Use NOI Impact to Support Valuation
If improvements increase rental income or reduce vacancy, your net operating income (NOI) rises. This directly affects property value. Use a NOI calculator to track changes over time and understand how buildouts impact your overall asset performance.
Sustainability Focused Leasehold Improvements
Installing energy efficient lighting, low flow plumbing, or occupancy sensors can reduce utility bills for both tenants and landlords. These improvements often qualify as leasehold improvements if they're tenant specific and fixed in place.
Improve Compliance and Future Proof Your Asset
Many cities now require buildings to meet energy or emissions standards. Sustainable leasehold improvements help you stay ahead of regulations and avoid costly retrofits later. A strong LEED certification or energy score may also increase resale value.
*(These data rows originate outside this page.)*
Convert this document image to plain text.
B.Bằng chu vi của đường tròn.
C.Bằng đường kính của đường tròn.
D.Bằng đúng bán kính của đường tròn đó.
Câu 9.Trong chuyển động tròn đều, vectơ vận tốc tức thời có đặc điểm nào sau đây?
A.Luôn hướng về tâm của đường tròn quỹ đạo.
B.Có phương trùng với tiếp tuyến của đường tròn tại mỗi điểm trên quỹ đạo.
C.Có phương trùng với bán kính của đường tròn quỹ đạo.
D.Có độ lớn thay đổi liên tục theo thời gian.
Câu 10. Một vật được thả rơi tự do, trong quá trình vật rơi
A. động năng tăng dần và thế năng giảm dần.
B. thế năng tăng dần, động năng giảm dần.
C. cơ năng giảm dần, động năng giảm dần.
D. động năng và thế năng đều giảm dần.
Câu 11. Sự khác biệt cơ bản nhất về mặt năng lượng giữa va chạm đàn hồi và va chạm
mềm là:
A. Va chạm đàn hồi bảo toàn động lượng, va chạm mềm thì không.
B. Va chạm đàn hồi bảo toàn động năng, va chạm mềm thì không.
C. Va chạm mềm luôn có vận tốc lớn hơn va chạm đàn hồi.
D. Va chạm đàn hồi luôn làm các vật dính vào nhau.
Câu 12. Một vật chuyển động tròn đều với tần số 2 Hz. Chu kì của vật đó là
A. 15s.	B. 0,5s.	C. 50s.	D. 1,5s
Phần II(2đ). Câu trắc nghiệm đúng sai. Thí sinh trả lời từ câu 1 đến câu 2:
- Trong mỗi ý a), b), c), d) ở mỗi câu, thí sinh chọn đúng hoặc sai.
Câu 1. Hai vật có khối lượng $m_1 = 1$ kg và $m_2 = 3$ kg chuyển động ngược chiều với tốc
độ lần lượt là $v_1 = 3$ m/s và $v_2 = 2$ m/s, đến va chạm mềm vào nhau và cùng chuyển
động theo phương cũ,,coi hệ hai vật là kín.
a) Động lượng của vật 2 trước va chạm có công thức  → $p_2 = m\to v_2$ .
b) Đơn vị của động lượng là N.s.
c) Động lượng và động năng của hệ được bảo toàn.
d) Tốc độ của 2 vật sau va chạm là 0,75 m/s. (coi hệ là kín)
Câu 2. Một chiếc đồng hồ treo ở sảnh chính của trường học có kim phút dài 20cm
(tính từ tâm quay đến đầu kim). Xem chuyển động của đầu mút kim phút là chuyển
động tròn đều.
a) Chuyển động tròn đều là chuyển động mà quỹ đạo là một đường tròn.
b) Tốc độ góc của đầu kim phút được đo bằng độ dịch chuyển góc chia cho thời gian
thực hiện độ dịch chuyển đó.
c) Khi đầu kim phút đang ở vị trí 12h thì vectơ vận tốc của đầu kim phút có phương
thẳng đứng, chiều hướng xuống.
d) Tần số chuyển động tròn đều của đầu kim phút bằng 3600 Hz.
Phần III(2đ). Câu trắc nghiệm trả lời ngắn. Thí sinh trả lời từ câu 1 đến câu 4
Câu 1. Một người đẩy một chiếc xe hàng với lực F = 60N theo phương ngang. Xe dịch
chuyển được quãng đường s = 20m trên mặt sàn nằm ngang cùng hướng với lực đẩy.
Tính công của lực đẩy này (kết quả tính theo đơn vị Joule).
FAQs About Leasehold Improvements
How should I time leasehold improvement projects to maximize tax benefits?
If your improvements qualify as Qualified Improvement Property (QIP), consider starting projects before bonus depreciation phases out. The bonus rate is 60% in 2025 and drops each year until it disappears after 2027. Completing major improvements now can create substantial first-year tax deductions.
What records should I keep for tax and accounting purposes?
Document everything: invoices, permits, architectural drawings, and photos. Break out labor, materials, and soft costs. This supports accurate capitalization, depreciation, and potential cost segregation. Also, keep landlord approvals and lease amendments that define ownership rights at lease end.
What happens if a lease ends early?
If the lease ends before the improvement is fully amortized, the remaining book value is written off as a loss. You can't carry the value forward unless the lease is renewed or extended. Planning amortization carefully helps reduce risk from early termination.